Filed at 1:50 a.m. ET
JAKARTA, Indonesia (AP) -- A powerful earthquake under the Java Sea rattled Indonesia's capital early Thursday, violently shaking tall buildings and sending panicked residents into the streets.
There were no reports of damage and the temblor didn't trigger a tsunami, probably because of its depth 180 miles beneath the Java Sea, geophysicists said.
The quake, which struck at 12:04 a.m. (1:04 p.m. EDT Wednesday) had a preliminary magnitude of 7.5 and was centered about 65 miles east of Jakarta, the U.S. Geological Survey said.
Residents said tall buildings and single story homes shook violently in the city of 9 million people, and water sloshed from swimming pools.

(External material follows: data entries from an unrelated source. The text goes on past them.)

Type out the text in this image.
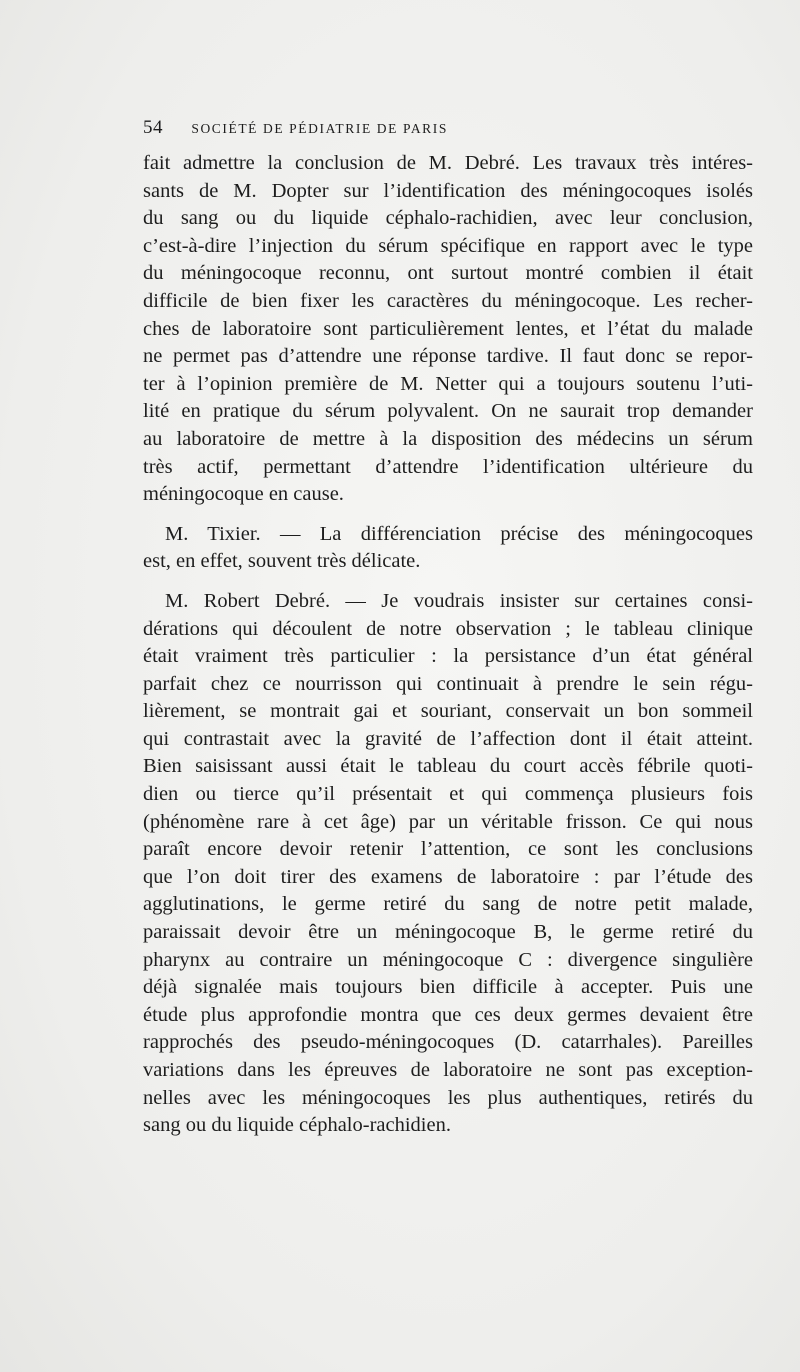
54 SOCIÉTÉ DE PÉDIATRIE DE PARIS
fait admettre la conclusion de M. Debré. Les travaux très intéres-
sants de M. Dopter sur l’identification des méningocoques isolés
du sang ou du liquide céphalo-rachidien, avec leur conclusion,
c’est-à-dire l’injection du sérum spécifique en rapport avec le type
du méningocoque reconnu, ont surtout montré combien il était
difficile de bien fixer les caractères du méningocoque. Les recher-
ches de laboratoire sont particulièrement lentes, et l’état du malade
ne permet pas d’attendre une réponse tardive. Il faut donc se repor-
ter à l’opinion première de M. Netter qui a toujours soutenu l’uti-
lité en pratique du sérum polyvalent. On ne saurait trop demander
au laboratoire de mettre à la disposition des médecins un sérum
très actif, permettant d’attendre l’identification ultérieure du
méningocoque en cause.
M. Tixier. — La différenciation précise des méningocoques
est, en effet, souvent très délicate.
M. Robert Debré. — Je voudrais insister sur certaines consi-
dérations qui découlent de notre observation ; le tableau clinique
était vraiment très particulier : la persistance d’un état général
parfait chez ce nourrisson qui continuait à prendre le sein régu-
lièrement, se montrait gai et souriant, conservait un bon sommeil
qui contrastait avec la gravité de l’affection dont il était atteint.
Bien saisissant aussi était le tableau du court accès fébrile quoti-
dien ou tierce qu’il présentait et qui commença plusieurs fois
(phénomène rare à cet âge) par un véritable frisson. Ce qui nous
paraît encore devoir retenir l’attention, ce sont les conclusions
que l’on doit tirer des examens de laboratoire : par l’étude des
agglutinations, le germe retiré du sang de notre petit malade,
paraissait devoir être un méningocoque B, le germe retiré du
pharynx au contraire un méningocoque C : divergence singulière
déjà signalée mais toujours bien difficile à accepter. Puis une
étude plus approfondie montra que ces deux germes devaient être
rapprochés des pseudo-méningocoques (D. catarrhales). Pareilles
variations dans les épreuves de laboratoire ne sont pas exception-
nelles avec les méningocoques les plus authentiques, retirés du
sang ou du liquide céphalo-rachidien.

Many people were awakened by the quake and some people screamed ''Allah akbar!'' or ''God is great!'' as they ran outside.
El-Shinta radio reported that the quake could be felt from Sumatra island in the west to Bali to the east.
The quake also was felt in parts of Malaysia, said Don Blakeman, a geophysicist at the USGS National Earthquake Information Center in Golden, Colo.
None of the instruments closest to the earthquake indicated that a tsunami was triggered, said Robert Cessaro, a geophysicist at the Pacific Tsunami Warning Center in Hawaii. He added that there were no instruments ''very close'' to the quake's epicenter.
''Because this earthquake was so far below the ocean bottom, it didn't trigger a tsunami or cause a lot of damage,'' said John Bellini, another USGS geophysicist.
The Dec. 26, 2004, earthquake that triggered the tsunami off the coast of Sumatra and killed more than 131,000 in Indonesia's Ache province was only 18 miles deep, according to the USGS.
''The earthquake center in 2004 was close enough that it actually ruptured the surface of the sea floor, which caused a tsunami,'' Bellini said. ''This one was felt by people on the ground, and it shook buildings, but it was too deep to cause the ocean bottom to move.''
Indonesia, the world's largest archipelago, is prone to seismic upheaval due to its location on the so-called Pacific ''Ring of Fire,'' an arc of volcanoes and fault lines encircling the Pacific Basin.